Le maire d'Ankara, Mansur Yavaş, s'est exprimé à Saraçhane

Le maire de la municipalité métropolitaine d'Ankara (ABB), Mansur Yavaş, s'est adressé à la foule rassemblée à Saraçhane.

12punto

Voici les points saillants de la déclaration du maire d'Ankara, Mansur Yavaş :

Nous sommes ici pour défendre la volonté d'Istanbul ; en tant que CHP, nous n'avons jamais laissé ce pays sans défense et nous ne le ferons jamais. Nous sommes ici pour protéger notre Constitution et veiller à son application.

Nous sommes ici pour que chacun puisse exercer ce droit. Nous sommes ici pour défendre les droits d'Ekrem İmamoğlu et pour protéger les votes des millions de personnes qui ont voté pour lui. Nous sommes ici pour qu'İsmail Saymaz puisse continuer à exercer son métier de journaliste.

Nous sommes ici pour que les droits des lieutenants ne soient pas bafoués et qu'ils puissent commander la glorieuse armée turque.

Dans ce combat, le soutien de notre peuple est notre plus grande force, car nous ne sommes pas une poignée d'individus, nous sommes des millions. Chaque jour, nous ferons entendre notre voix, plus nombreux que la veille.

Celui qui reste silencieux face à l'illégalité devient complice de l'oppression. Ces développements concernent l'ensemble de la société.
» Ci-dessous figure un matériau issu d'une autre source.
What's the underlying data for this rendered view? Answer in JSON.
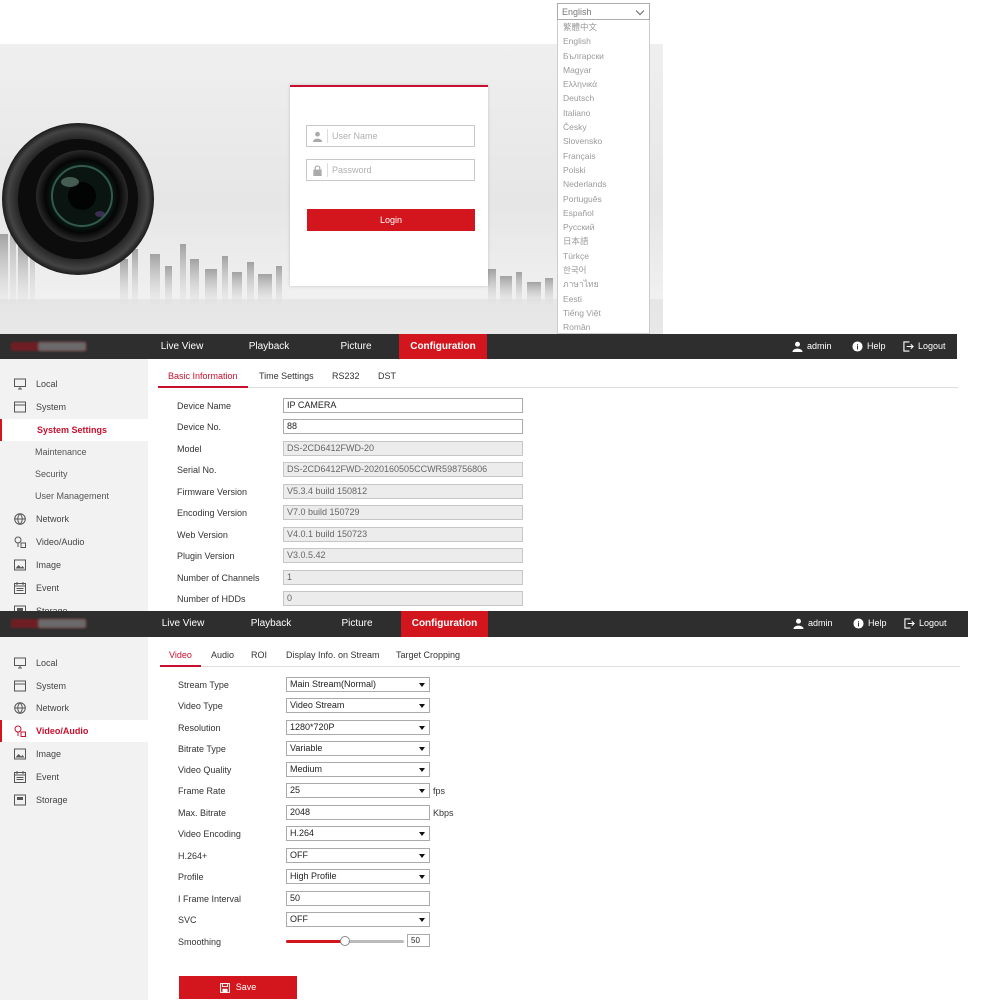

Nous ne serons pas de ceux qui se taisent face à l'injustice, comme des « diables muets ».

Je m'adresse aux policiers : nos jeunes frères et sœurs ici présents sont là pour réclamer leurs droits, faites preuve de sensibilité à cet égard.
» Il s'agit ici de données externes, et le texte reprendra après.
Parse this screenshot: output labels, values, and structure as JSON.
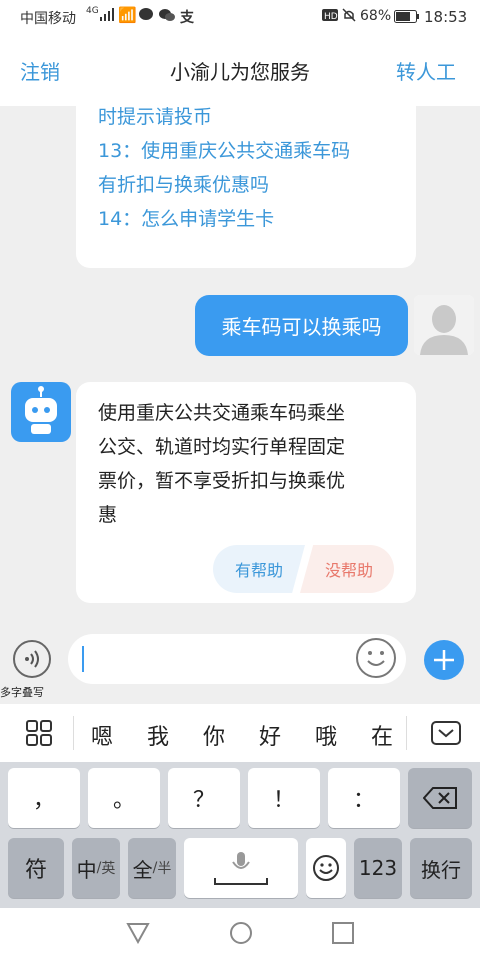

Le fait qu'un dirigeant représentant une volonté élue, le maire Ekrem, soit placé en garde à vue à l'aube, détruit tout sentiment de justice.

Monsieur Ümit Özdağ est toujours en détention sans que son acte d'accusation n'ait été préparé ; qu'il reçoive nos salutations d'ici. Can Atalay est toujours en prison. Ces deux exemples suffisent à démontrer à quel point nous nous sommes éloignés de l'État de droit.

Ces illégalités ébranlent également profondément l'économie. La cause en est l'absence de droit !

Alors que leurs propres ministres ne font l'objet d'aucune enquête et sont nommés ambassadeurs, le rassemblement de toute l'opposition face à ces illégalités n'est pas un choix, mais une nécessité.

Nous ne sommes pas dans une lutte pour des sièges, nous menons un combat pour reconstruire le pays. Notre objectif est d'établir un pouvoir attaché au droit.

Le 23 mars, nous irons aux urnes et nous exprimerons notre réaction face à cette mentalité qui méprise la volonté du peuple. Une justice réelle n'est possible qu'avec un système judiciaire véritable et impartial.

Le système gouvernemental présidentiel a été mis à l'épreuve et a échoué ; les sondages montrent qu'il faut abandonner ce système. Nous sortirons ensemble le pays du tourbillon sombre dans lequel il se trouve. Nous ne perdrons jamais espoir.

Ne vous inquiétez surtout pas, le maire Ekrem nous rejoindra très bientôt et nous porterons ensemble la Turquie là où elle mérite d'être. Croyez-y, le peuple turc l'a déjà fait par le passé. Il a créé le pays à partir de rien.

Tout ira très bien et nous serons ensemble dans des jours bien meilleurs.